This story was originally published by the WND News Center.
For a long time, extremists on the left end of the political spectrum have gotten through American courts what they could not get through the legislative process, because that recognizes the opinion of voters whereas when liberal judges are placed in office, there is little accountability.
That's how same-sex "marriage" was created for the nation.
But through circumstances and events beyond his control, President Trump was allowed to appoint three voices to that nine-member bench, and all of them fell far away from the progressive extremism that previous court decisions represented.

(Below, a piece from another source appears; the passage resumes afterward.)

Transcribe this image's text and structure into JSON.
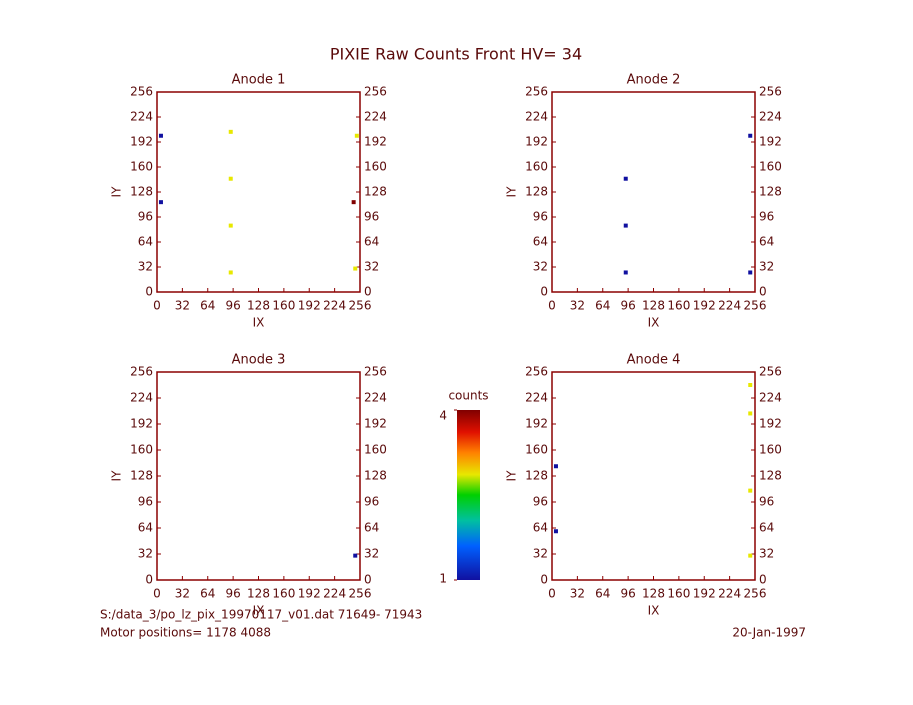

For that alone, Democrats hate him. Sen. Chuck Schumer was on video threatening two of Trump's appointees for their conservative opinions which fall closer to the Constitution and further from progressive ideology.

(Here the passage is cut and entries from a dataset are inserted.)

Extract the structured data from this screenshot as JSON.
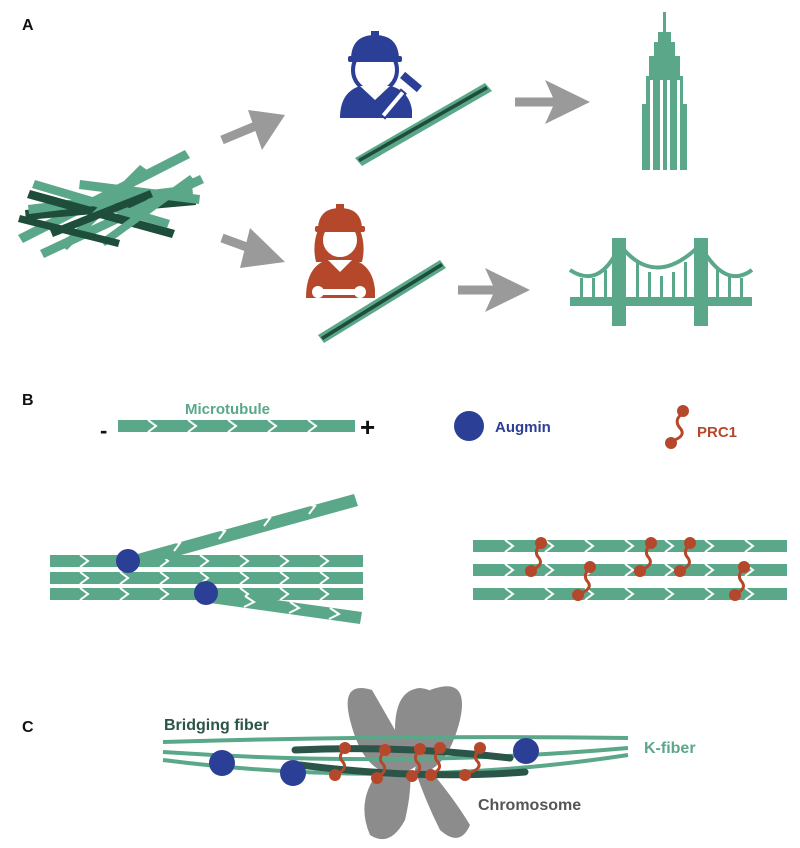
{
  "panels": {
    "a": {
      "letter": "A"
    },
    "b": {
      "letter": "B",
      "minus": "-",
      "plus": "+",
      "microtubule": "Microtubule",
      "augmin": "Augmin",
      "prc1": "PRC1"
    },
    "c": {
      "letter": "C",
      "bridging_fiber": "Bridging fiber",
      "k_fiber": "K-fiber",
      "chromosome": "Chromosome"
    }
  },
  "colors": {
    "microtubule": "#5aa889",
    "microtubule_dark": "#1e4d3c",
    "augmin": "#2c3f96",
    "prc1": "#b5482a",
    "arrow": "#9a9a9a",
    "chromosome": "#8c8c8c",
    "bridging_text": "#2b5548",
    "chromosome_text": "#555555"
  },
  "icons": [
    "worker-icon",
    "engineer-icon",
    "hammer-icon",
    "wrench-icon",
    "skyscraper-icon",
    "bridge-icon"
  ]
}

It is directly a result of Trump's appointees that abortion no longer is a federal "right" but states have permission to regulate the industry.

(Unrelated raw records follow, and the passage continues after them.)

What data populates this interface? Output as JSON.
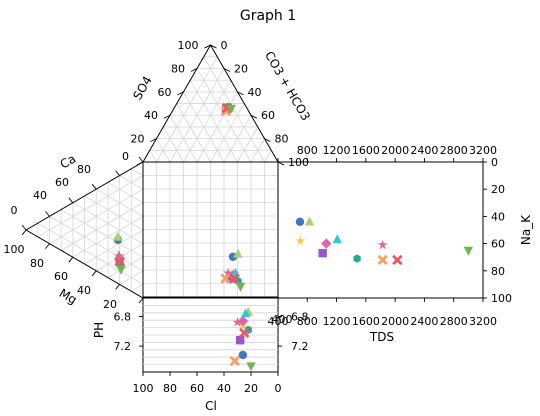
{
  "chart_data": {
    "type": "scatter",
    "title": "Graph 1",
    "panels": {
      "cation_triangle": {
        "axes": [
          "Ca",
          "Mg"
        ],
        "ticks": [
          "0",
          "20",
          "40",
          "60",
          "80",
          "100"
        ]
      },
      "anion_triangle": {
        "axes": [
          "SO4",
          "Cl",
          "CO3 + HCO3"
        ],
        "ticks": [
          "0",
          "20",
          "40",
          "60",
          "80",
          "100"
        ]
      },
      "diamond_top": {
        "axes": [
          "SO4",
          "CO3 + HCO3"
        ],
        "ticks_left": [
          "100",
          "80",
          "60",
          "40",
          "20",
          "0"
        ],
        "ticks_right": [
          "0",
          "20",
          "40",
          "60",
          "80",
          "100"
        ]
      },
      "tds_panel": {
        "xlabel": "TDS",
        "ylabel": "Na_K",
        "xlim": [
          400,
          3200
        ],
        "ylim": [
          0,
          100
        ],
        "xticks": [
          "400",
          "800",
          "1200",
          "1600",
          "2000",
          "2400",
          "2800",
          "3200"
        ],
        "yticks": [
          "0",
          "20",
          "40",
          "60",
          "80",
          "100"
        ]
      },
      "ph_panel": {
        "xlabel": "Cl",
        "ylabel": "PH",
        "xticks": [
          "100",
          "80",
          "60",
          "40",
          "20",
          "0"
        ],
        "yticks": [
          "6.8",
          "7.2"
        ]
      },
      "ph_tds_panel": {
        "xticks": [
          "400"
        ],
        "yticks": [
          "6.8",
          "7.2"
        ]
      }
    },
    "samples": [
      {
        "color": "#4472c4",
        "marker": "circle",
        "ca": 46,
        "mg": 28,
        "cl": 26,
        "hco3": 62,
        "so4": 12,
        "nak": 44,
        "tds": 700,
        "ph": 7.32
      },
      {
        "color": "#a5d36b",
        "marker": "triangle",
        "ca": 48,
        "mg": 26,
        "cl": 22,
        "hco3": 66,
        "so4": 12,
        "nak": 44,
        "tds": 830,
        "ph": 6.74
      },
      {
        "color": "#f7c948",
        "marker": "star",
        "ca": 36,
        "mg": 40,
        "cl": 26,
        "hco3": 61,
        "so4": 13,
        "nak": 58,
        "tds": 705,
        "ph": 6.92
      },
      {
        "color": "#9a57cd",
        "marker": "square",
        "ca": 32,
        "mg": 44,
        "cl": 28,
        "hco3": 58,
        "so4": 14,
        "nak": 67,
        "tds": 1010,
        "ph": 7.12
      },
      {
        "color": "#e062b5",
        "marker": "diamond",
        "ca": 30,
        "mg": 42,
        "cl": 26,
        "hco3": 60,
        "so4": 14,
        "nak": 60,
        "tds": 1060,
        "ph": 6.86
      },
      {
        "color": "#2fc8d6",
        "marker": "triangle",
        "ca": 38,
        "mg": 40,
        "cl": 24,
        "hco3": 62,
        "so4": 14,
        "nak": 57,
        "tds": 1210,
        "ph": 6.76
      },
      {
        "color": "#27a79b",
        "marker": "hexagon",
        "ca": 27,
        "mg": 46,
        "cl": 22,
        "hco3": 64,
        "so4": 14,
        "nak": 71,
        "tds": 1480,
        "ph": 6.98
      },
      {
        "color": "#e45ea3",
        "marker": "star",
        "ca": 33,
        "mg": 40,
        "cl": 30,
        "hco3": 56,
        "so4": 14,
        "nak": 61,
        "tds": 1830,
        "ph": 6.88
      },
      {
        "color": "#f4a262",
        "marker": "x",
        "ca": 30,
        "mg": 44,
        "cl": 32,
        "hco3": 55,
        "so4": 13,
        "nak": 72,
        "tds": 1830,
        "ph": 7.4
      },
      {
        "color": "#e9585f",
        "marker": "x",
        "ca": 31,
        "mg": 44,
        "cl": 25,
        "hco3": 61,
        "so4": 14,
        "nak": 72,
        "tds": 2030,
        "ph": 7.02
      },
      {
        "color": "#6fb550",
        "marker": "triangle-down",
        "ca": 20,
        "mg": 50,
        "cl": 20,
        "hco3": 70,
        "so4": 10,
        "nak": 65,
        "tds": 3000,
        "ph": 7.47
      }
    ]
  }
}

So with Trump out of office, and under assault as the 2024 campaign ramps up, the Democrats' remaining targets include the members of the conservative wing of the high court, specifically Justice Clarence Thomas.
He's been targeted by dozens of articles accusing him of a wide range of offenses when his actions have been within the spectrum of acceptable actions for justices.
Now, following a documentary by filmmaker Michael Pack about his career, a coalition of former clerks for Thomas has assembled a letter in defense of his honor.
According to Fox News, "112 of Justice Thomas' former clerks say news stories attacking him are 'part of a larger attack on the Court' and its 'legitimacy.'"
In fact, Democrats are on a campaign to undermine trust in the Supreme Court by charging that its decisions are political, and the only way to make them less political is to add several justices espousing leftist politics to the vote count there.
The letter in defense is blunt: "As his law clerks, we offer this response. Different paths led us to our year with Justice Thomas, and we have followed different paths since. But along the way, we all saw with our own eyes the same thing: His integrity is unimpeachable. And his independence is unshakable, deeply rooted seven decades ago as that young child who walked through the door of his grandparents’ house for life forever changed."
Those who signed include those who now are solicitors general, general counsels, partners at litigation firms, and law professors. Three circuit court judges also signed the letter: David Stras on the 8th Circuit, Jim Ho of the 5th Circuit, and Allison Rushing, 4th Circuit, the report explained.
The letter notes how Thomas "descended from West African slaves and [was] born to a young mother, not more than 20, in segregated Georgia."
His father had left and "a fire took all he had and the shack where he lived," they said. So Thomas was, with all of his belongings in a half-filled paper grocery bag, sent to his grandparents.
They enrolled him in a Catholic school but when Martin Luther King Jr. and President Kennedy were assassinated, "It transformed him. He left behind hopes of the priesthood. He found Black Power. He wrote about revolution. He protested.
"He went to law school. He became a father. He worked for legal aid. He saw forced busing and violence and insolence in South Boston. He devoted himself to doing better for his son," they explained.
Eventually, in Washington, he "pulled at every thread of his country’s founding and its history – a country that had simultaneously enslaved his ancestors while declaring ‘all men are created equal.'"
They wrote from their own experiences with Thomas, "He is a man of unwavering principle. He welcomes the lone dissent. He is also a man of great humor and warmth and generosity. Walk the halls, and you’ll hear his laugh. Call, and he answers. His grandfather’s sayings become our sayings. His chambers become our chambers – a place fueled by unstoppable curiosity and unreturned library books, all to get every case just right."
The letter accuses Thomas' critics of trying "to write over his actual story."
"Lately, the stories have questioned his integrity and his ethics for the friends he keeps. They bury the lede. These friends are not parties before him as a justice of the court. And these stories are malicious, perpetuating the ugly assumption that the justice cannot think for himself."
They describe the attacks on Thomas as part of a war against the court itself, and its legitimacy.
Fox reported it was Pro Publica that had played a large role in the attacks on Thomas, reporting about vacations Thomas took involving travel on a private jet, a donation that helped his great-nephew attend school, and the like.
Thomas confirmed he's always followed disclosure guidelines, and said if they change he will follow the new rules.
Republicans have confirmed the blasts at Thomas are nothing but party politics.